How the Other Half Loves

Alan Ayckbourn
Bill Kenwright
Everyman, Cheltenham

Leon Ockenden and Charlie Brooks, Matthew Cottle and Sara Crowe, Caroline Langrishe and Robert Daws Credit: Neil Sean
William, Bob, Mary, Frank and Fiona Credit: Neil Sean
Matthew Cottle and Sara Crowe as William and Mary Credit: Neil Sean

They roared with laughter, they cheered when the rotter got his rotten desserts and the man near me repeated aloud the funny lines. Very frequently.

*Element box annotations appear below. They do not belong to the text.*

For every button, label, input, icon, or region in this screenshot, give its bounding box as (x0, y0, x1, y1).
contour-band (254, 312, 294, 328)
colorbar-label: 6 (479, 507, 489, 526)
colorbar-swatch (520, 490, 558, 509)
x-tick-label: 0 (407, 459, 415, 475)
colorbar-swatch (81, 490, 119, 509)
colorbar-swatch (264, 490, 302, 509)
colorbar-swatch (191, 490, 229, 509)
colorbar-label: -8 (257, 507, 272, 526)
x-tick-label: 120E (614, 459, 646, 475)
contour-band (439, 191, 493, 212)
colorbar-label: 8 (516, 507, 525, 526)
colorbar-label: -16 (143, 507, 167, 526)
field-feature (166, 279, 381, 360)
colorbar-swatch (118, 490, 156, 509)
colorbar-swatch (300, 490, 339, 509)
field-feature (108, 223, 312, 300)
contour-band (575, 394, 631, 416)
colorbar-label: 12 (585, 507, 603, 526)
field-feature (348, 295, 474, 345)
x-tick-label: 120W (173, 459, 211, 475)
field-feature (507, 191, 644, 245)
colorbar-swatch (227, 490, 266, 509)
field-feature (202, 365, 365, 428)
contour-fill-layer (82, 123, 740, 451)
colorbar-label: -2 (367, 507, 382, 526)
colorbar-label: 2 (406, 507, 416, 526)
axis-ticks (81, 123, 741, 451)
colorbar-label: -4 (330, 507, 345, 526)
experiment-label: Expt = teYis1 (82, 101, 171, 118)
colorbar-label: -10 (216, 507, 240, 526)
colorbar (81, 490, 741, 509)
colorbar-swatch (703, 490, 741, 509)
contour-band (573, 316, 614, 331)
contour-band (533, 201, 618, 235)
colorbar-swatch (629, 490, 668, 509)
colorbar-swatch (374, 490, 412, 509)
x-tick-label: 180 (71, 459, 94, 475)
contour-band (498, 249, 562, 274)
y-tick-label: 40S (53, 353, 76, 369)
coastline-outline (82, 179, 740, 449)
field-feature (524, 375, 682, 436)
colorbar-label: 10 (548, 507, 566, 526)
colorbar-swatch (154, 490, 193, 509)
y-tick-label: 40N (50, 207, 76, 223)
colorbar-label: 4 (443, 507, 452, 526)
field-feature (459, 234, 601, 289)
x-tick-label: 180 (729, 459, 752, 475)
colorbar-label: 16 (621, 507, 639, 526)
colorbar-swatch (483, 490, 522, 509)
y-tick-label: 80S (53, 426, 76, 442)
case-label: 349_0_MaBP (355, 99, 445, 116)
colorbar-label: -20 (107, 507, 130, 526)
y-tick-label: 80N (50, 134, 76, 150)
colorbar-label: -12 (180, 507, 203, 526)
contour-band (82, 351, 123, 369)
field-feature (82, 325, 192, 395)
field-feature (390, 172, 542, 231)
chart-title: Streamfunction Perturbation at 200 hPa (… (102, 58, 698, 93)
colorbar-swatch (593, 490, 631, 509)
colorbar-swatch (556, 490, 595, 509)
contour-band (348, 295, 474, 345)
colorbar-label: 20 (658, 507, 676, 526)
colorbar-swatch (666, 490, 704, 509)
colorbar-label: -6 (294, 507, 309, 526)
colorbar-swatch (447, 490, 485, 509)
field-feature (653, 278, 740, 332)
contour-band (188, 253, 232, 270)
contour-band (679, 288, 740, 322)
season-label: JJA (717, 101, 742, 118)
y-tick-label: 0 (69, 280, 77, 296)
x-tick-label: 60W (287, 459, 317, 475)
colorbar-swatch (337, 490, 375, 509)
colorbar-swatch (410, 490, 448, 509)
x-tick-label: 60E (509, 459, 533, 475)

Alan Ayckbourn’s early play, written and set in a time that will always be the 1960s, may show its age in the social relations of the period, but it points forward too to the playwright’s trixiness and hints at darker class commentaries to come. Above all, however, it’s still a hoot.

The piece is built around an affair between Fiona (Caroline Langrishe) and the contemptible, unprincipled Bob (Leon Ockenden), an affair which becomes hopelessly entangled because of misunderstandings by the doltish Frank (Robert Daws), Fiona’s husband and Bob’s boss.

Don’t expect profundity. Much is farce, in which the twerp is very twerpish, the boor very boorish, the mouse very mousey and there is the obligatory reference to fixing Frank’s ballcock.

Yet Ayckbourn can turn a simple shopping list into a statement of social status, and find a joke that in just four words says everything about dim, naïve old Frank. “I’ve left him,” says Charlie Brooks’s Teresa after ditching no-good husband Bob. “Where?” says Frank.

That wonderful Ayckbourn stagecraft is already evident, with two dinner parties, held on consecutive nights, played simultaneously, with actors turning from one to the other between mouthfuls of avocado or chicken noodle soup.

The set, designed by Julie Godfrey, is split, the wallpaper, the entrances, even the sofa and coffee table divided to represent the home styles of Frank / Fiona, Bob / Teresa. Alan Strachan has been directing this comic masterpiece for 30 years and the result is a joy to behold as actors in different time zones rush past each other, with inches to spare, like traffic in a speeded-up film.

The pace is remarkable, yet the cast make every line sing, and even the silences, in fact especially the silences are funny.

Daws shows the way as Frank—it’s not easy being that stupid. But the stars of the show are Matthew Cottle and Sara Crowe as Frank’s junior employee William and his deathly shy wife Mary. Their hilarious double act is worthy of one of those golden clips of silent comedy, which included Cottle turning purple (how did he do that?) trying to open a bottle of wine, and Crowe producing hiccups to order like a well-drilled percussionist.